I started chores at 11 am this morning, first with the skid steer clearing away some of last night's 8 inches of new, damp snow. It is only -5, so the snow is heavy and slippery. I did not have enough diesel to do the long driveway, but will do that tomorrow. The sheep and goats needed new bales of hay. The hay net was frozen to the ground in the sheep pen and ripped almost a quarter along the side. I will have to fix that real soon. The technique is similar to hemming pants, I think and the company does provide some extra string for that purpose. I am thinking hay nets are not very good in this climate, especially not for small ruminants. They are a lot of trouble, the sheep trample them and the hay in them as they eat, and even tied up, there is a pile of crapped on hay inside the net that is frozen to the ground. Then the net has to emptied once it is free and put over a new bale and then tied again securely. The sheep will find a little hole and make it bigger and bigger so they can stick their heads in, then if one sheep has her head in, the rest want theirs in too. So, the net needs to be tied tightly.

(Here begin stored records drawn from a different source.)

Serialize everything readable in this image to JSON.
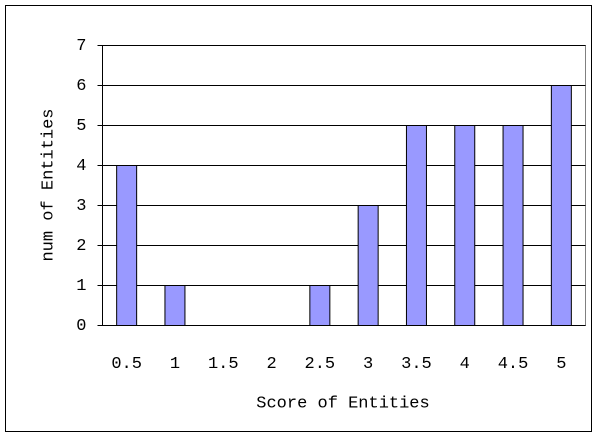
{
  "chart_data": {
    "type": "bar",
    "categories": [
      "0.5",
      "1",
      "1.5",
      "2",
      "2.5",
      "3",
      "3.5",
      "4",
      "4.5",
      "5"
    ],
    "values": [
      4,
      1,
      0,
      0,
      1,
      3,
      5,
      5,
      5,
      6
    ],
    "color": "#9999ff",
    "xlabel": "Score of Entities",
    "ylabel": "num of Entities",
    "ylim": [
      0,
      7
    ],
    "yticks": [
      0,
      1,
      2,
      3,
      4,
      5,
      6,
      7
    ],
    "grid": true
  }
}
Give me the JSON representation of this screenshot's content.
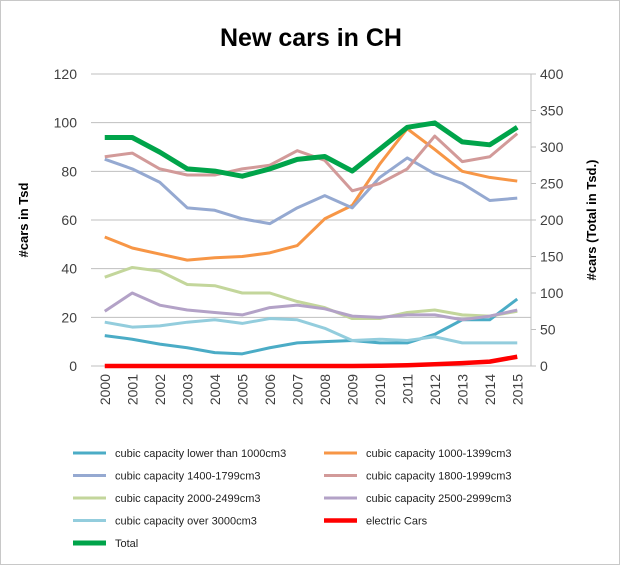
{
  "chart_data": {
    "type": "line",
    "title": "New cars in CH",
    "ylabel": "#cars in Tsd",
    "y2label": "#cars (Total in Tsd.)",
    "ylim": [
      0,
      120
    ],
    "y2lim": [
      0,
      400
    ],
    "yticks": [
      "0",
      "20",
      "40",
      "60",
      "80",
      "100",
      "120"
    ],
    "y2ticks": [
      "0",
      "50",
      "100",
      "150",
      "200",
      "250",
      "300",
      "350",
      "400"
    ],
    "grid": true,
    "legend_placement": "bottom",
    "categories": [
      "2000",
      "2001",
      "2002",
      "2003",
      "2004",
      "2005",
      "2006",
      "2007",
      "2008",
      "2009",
      "2010",
      "2011",
      "2012",
      "2013",
      "2014",
      "2015"
    ],
    "series": [
      {
        "name": "cubic capacity lower than 1000cm3",
        "color": "#4bacc6",
        "width": 3,
        "axis": "left",
        "values": [
          12.5,
          11,
          9,
          7.5,
          5.5,
          5,
          7.5,
          9.5,
          10,
          10.5,
          9.5,
          9.5,
          13,
          19,
          19,
          27.5
        ]
      },
      {
        "name": "cubic capacity 1000-1399cm3",
        "color": "#f79646",
        "width": 3,
        "axis": "left",
        "values": [
          53,
          48.5,
          46,
          43.5,
          44.5,
          45,
          46.5,
          49.5,
          60.5,
          66,
          83,
          97.5,
          89,
          80,
          77.5,
          76
        ]
      },
      {
        "name": "cubic capacity 1400-1799cm3",
        "color": "#95a9d1",
        "width": 3,
        "axis": "left",
        "values": [
          85,
          81,
          75.5,
          65,
          64,
          60.5,
          58.5,
          65,
          70,
          65,
          77.5,
          85.5,
          79,
          75,
          68,
          69
        ]
      },
      {
        "name": "cubic capacity 1800-1999cm3",
        "color": "#d29a99",
        "width": 3,
        "axis": "left",
        "values": [
          86,
          87.5,
          81,
          78.5,
          78.5,
          81,
          82.5,
          88.5,
          84.5,
          72,
          75,
          81,
          94.5,
          84,
          86,
          95.5
        ]
      },
      {
        "name": "cubic capacity 2000-2499cm3",
        "color": "#c3d69b",
        "width": 3,
        "axis": "left",
        "values": [
          36.5,
          40.5,
          39,
          33.5,
          33,
          30,
          30,
          26.5,
          24,
          19.5,
          19.5,
          22,
          23,
          21,
          20.5,
          22.5
        ]
      },
      {
        "name": "cubic capacity 2500-2999cm3",
        "color": "#b3a2c7",
        "width": 3,
        "axis": "left",
        "values": [
          22.5,
          30,
          25,
          23,
          22,
          21,
          24,
          25,
          23.5,
          20.5,
          20,
          21,
          21,
          19,
          20.5,
          23
        ]
      },
      {
        "name": "cubic capacity over 3000cm3",
        "color": "#93cddd",
        "width": 3,
        "axis": "left",
        "values": [
          18,
          16,
          16.5,
          18,
          19,
          17.5,
          19.5,
          19,
          15.5,
          10.5,
          11,
          10.5,
          12,
          9.5,
          9.5,
          9.5
        ]
      },
      {
        "name": "electric Cars",
        "color": "#ff0000",
        "width": 4.5,
        "axis": "left",
        "values": [
          0,
          0,
          0,
          0,
          0,
          0,
          0,
          0,
          0,
          0,
          0.1,
          0.3,
          0.7,
          1.2,
          1.8,
          3.8
        ]
      },
      {
        "name": "Total",
        "color": "#00a44a",
        "width": 5,
        "axis": "right",
        "values": [
          313,
          313,
          293,
          270,
          267,
          260,
          270,
          283,
          287,
          267,
          297,
          327,
          333,
          307,
          303,
          327
        ]
      }
    ]
  }
}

I am trying a new way to do the net. I put the hay on the ground and the net over the top of it just to the ground, not around the underside to surround it. It might be easier to release if it is not sitting directly on the ground. So, the nets for the sheep were taken out, two of them, and one put back, plus two free smaller bales. The goats have stopped eating from their hay net because they do not like to walk in the snow and there is no path to it. So, they got half a bale of good hay and some green feed loose. The cows got green feed and they have a hay net with wider spaces which they are learning to eat from. The rams are fine for another week. This all has to be done on the weekends now, because with work, I only have time to feed and water the animals in the morning and it is dark when I get home.

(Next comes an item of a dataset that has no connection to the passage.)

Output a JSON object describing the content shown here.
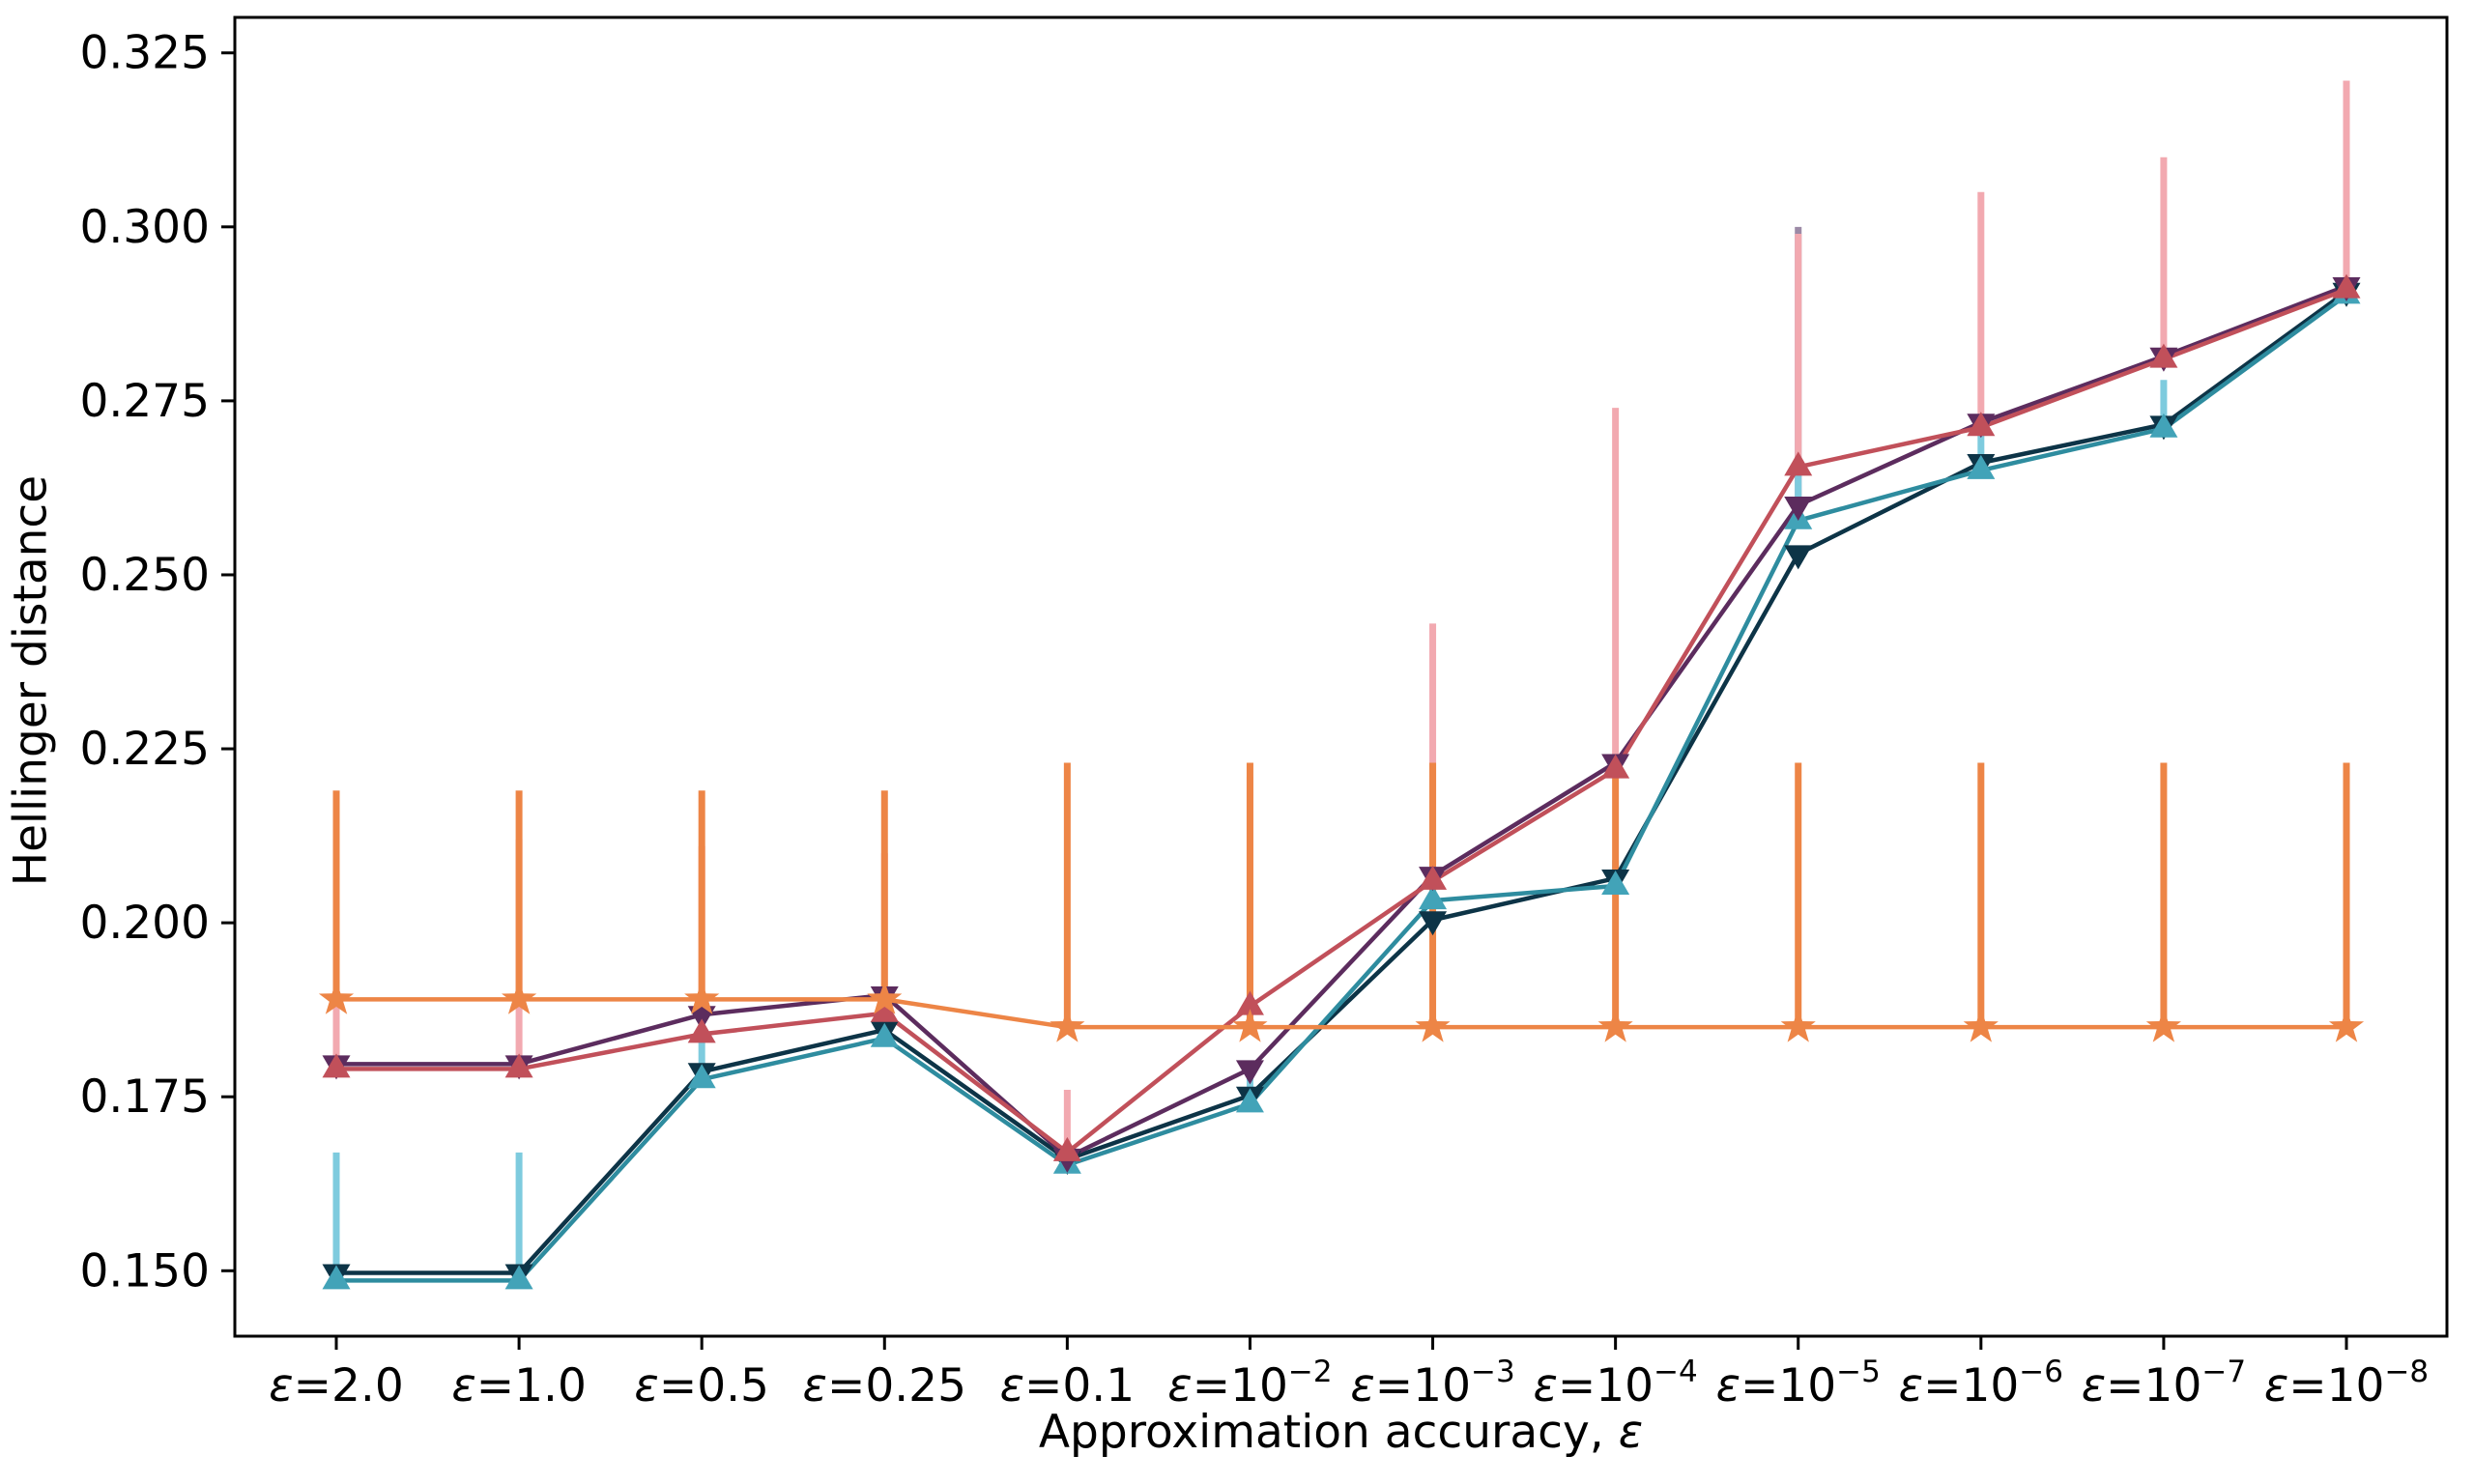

The pigs were moved back to their pen. I was supposed to catch the piglets and put them in the truck to take to be butchered tomorrow, but will have to try to do that in the morning. This is one task I might need help for, but I will try it alone first. The pigs make a lot of poop alongside the chicken pen, which they have determined to be their potty area. GROSS!. So they are locked in their pen now. Wilbur would not let Clara in the house, so I put straw in the other house and also tipped a bale for her. She chose the tipped bale and the piglets wanted to go to their mamma, so I let them in too.
The hoop coops were caving in from the new snow load. The duck and goose house was right caved in and I had to get all the snow off and go inside and push the wire up as hard as I could then prop it up with a board. There were 4 other pens that needed snow cleaned off the roofs. There is a good 2 feet of heavy snow on top of them and it was a hard lot of work to get it off, but I did and all is well til the next snowfall.
That crazy rooster and the hen that roosted in the pine tree now, finally go in the coop on their own. The other rooster died in the minus 41 we had when he flew somewhere and I could not find him. The other two were captured and again locked inside. Now they stay there. Dumb chickens!! The chicken coop and duck and goose coop got new hay sprinkled on the floor. Once a week I do that. The birds eat quite a bit, but it also is nice and clean for a couple of days before the dropping begin to build up again. It will be hard to liberate the big coop in the spring after it thaws with all that manure inside. If I had a bigger machine I would simply lift the coops straight up. Instead I roll them over and that works just fine too.
I gave Mattie a shot of vitamins and stuff. She is anemic and is not responding to anything. I do not want to lose her and I have no idea how old she is, only that she is the grandmother of the other Nubian, so she has to be getting up there. I checked Daphne, who was anemic and she is looking so much better, but I gave her a booster shot anyhow. She usually has quads, so she needs to be really healthy. Everyone else seems to be doing great, despite the lesser quality of hay this year at triple the price of good quality last year. There will likely not be many twins born, but a healthy single will be just fine, too.
I came in just after 6, after feeding the dogs dry dog food, which they do not like and hardly touch. It is day 3 with no meat though. I could not get any last week, due to a slow down at the butcher shop. I am roasting some meat for the dogs and will put the juices over rice and give that to them tonight. Hopefully on Monday I can get them meat again. Sofi and Robbie had some left over curried goat and some turkey, which is also what I had over rice with spinach. Delicious. Now, I have the evening to relax, crochet and knit and maybe make one batch of hemp soap. Life is perfect. I am pleasantly tired and feel wonderful. Sigh. It was a good, no, a great day. I hope yours was too!